Win for research, capacity building

Health care is the second-most preferred philanthropic cause in India, as per the EdelGive-Hurun India Philanthropy List 2022. It accounts for 18.7 percent of total contributions, behind education, which occupies the top spot with 20.2 percent. But within these sectors and otherwise, investments towards research and capacity-building are still under-funded, says Mulla of EdelGive.

 

Personal experiences are a major driving factor behind the Bagchis and Parthasarathys picking health care as a sector for philanthropic contributions, along with their insistence of investments towards research, awareness and capacity-building. Earlier, the duo had also been spearheading the White Swan Foundation to spread awareness about mental health.

 

“Long back, Susmita and I chose to focus on health care due to personal reasons. My mother was blind, my father had mental health issues, Susmita’s mother battled with cancer and later dementia. Through deeply personal experiences, deeply personal choices present themselves,” says Bagchi. “That is how we decided to work on mental health, vision, cancer and ageing.” Apart from the hospital at IISc, the Bagchis are setting up a 750-bed cancer hospital and palliative care centre in Bhubaneswar, Odisha, for which the state government has given them 20 acres of land, free of charge, he says.

 

Parthasarathy believes that making investments in capacity building could be challenging because it is difficult to measure outcomes. “Many things we do, in business or otherwise, are easy to quantify, but not research and capacity-building. But that’s what can produce something that can have a long-term positive impact on society,” he says, referring to how, in the immediate post-Independence years, philanthropy of some of India’s wealthiest business families, including the Tatas, Birlas and Bajajs, focussed on institution and nation-building.

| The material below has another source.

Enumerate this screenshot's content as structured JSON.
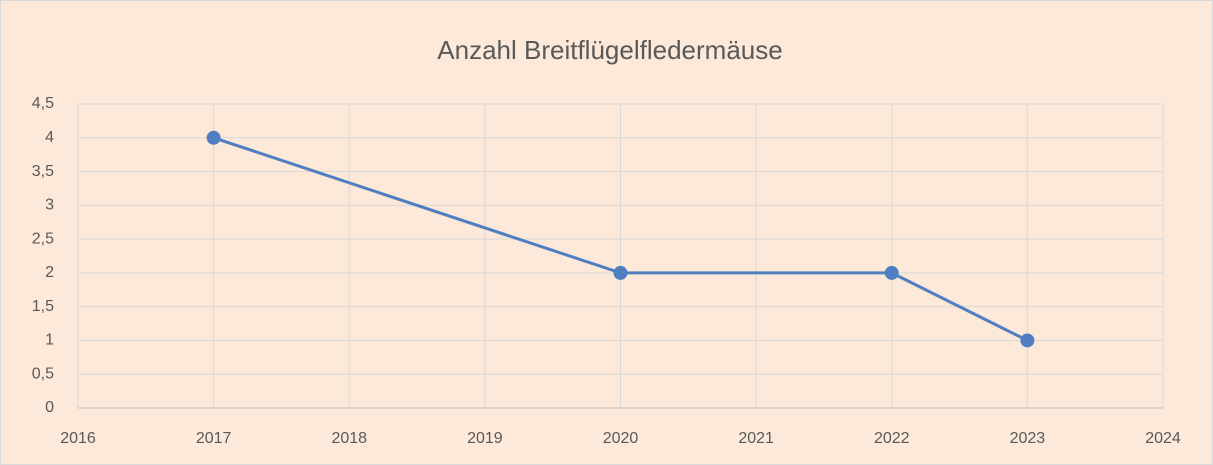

Also read: Indian philanthropists need to become bolder, lead with trust, look for new areas to fund: Rohini Nilekani

 

The IISc, too, in fact, was the brainchild of Jamsetji Nusserwanji (JN) Tata in the late 1880s, for which the industrialist is said to have endowed a “substantial part of his personal wealth”, according to the IISc website.

 

“Our belief is that a focus on institution-building is equally important from a philanthropic strategy point of view,” says Parthasarathy, who sold some of this shares in Mindtree to give money to the IISc. He says that just like the government focuses on ease of doing business, it should also create ease of philanthropic giving through tax incentives.

 

The presence of the Mindtree co-founders among India’s top philanthropists is unlikely to be a one-time phenomenon, hopes Mulla of EdelGive. She gives the example of Rohini Nilekani, who had cashed out on her Infosys shares to fund her first philanthropic initiatives in the early 2000s. Today, she is India’s “most generous woman”, as per the philanthropy list, with her contributions for FY22 standing at Rs120 crore, up from Rs70 crore a year ago.

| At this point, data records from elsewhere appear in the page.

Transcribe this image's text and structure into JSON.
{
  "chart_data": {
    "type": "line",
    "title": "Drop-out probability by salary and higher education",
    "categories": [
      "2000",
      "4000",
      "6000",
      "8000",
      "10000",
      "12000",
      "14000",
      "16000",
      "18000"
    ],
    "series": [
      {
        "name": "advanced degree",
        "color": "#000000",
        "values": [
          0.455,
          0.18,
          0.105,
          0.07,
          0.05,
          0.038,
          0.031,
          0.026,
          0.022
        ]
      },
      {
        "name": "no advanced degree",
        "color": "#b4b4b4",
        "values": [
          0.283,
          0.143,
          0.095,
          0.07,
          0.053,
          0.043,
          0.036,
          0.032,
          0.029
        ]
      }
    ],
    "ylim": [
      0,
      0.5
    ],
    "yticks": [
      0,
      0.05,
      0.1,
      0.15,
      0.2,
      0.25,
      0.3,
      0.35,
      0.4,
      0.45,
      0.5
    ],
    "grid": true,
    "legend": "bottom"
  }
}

Also read: How SD Shibulal is breaking the poverty cycle with higher education

 

“Nilekani also did not have a precedence of giving grants when she started out,” Mulla says. Creating Arghyam (a non-profit working on sustainable water and sanitation solutions co-founded by Nilekani) did not end her sense of responsibilities, but actually fuelled her determination to give more, and to bolder, more diversified causes year-on-year, she explains. “That gives you hope that philanthropy can be addictive in the most positive and beautiful sense.”

 

Radha possibly best sums up their intent: “Give money, or whatever you can, with a large heart, and hope it meets the larger purpose.”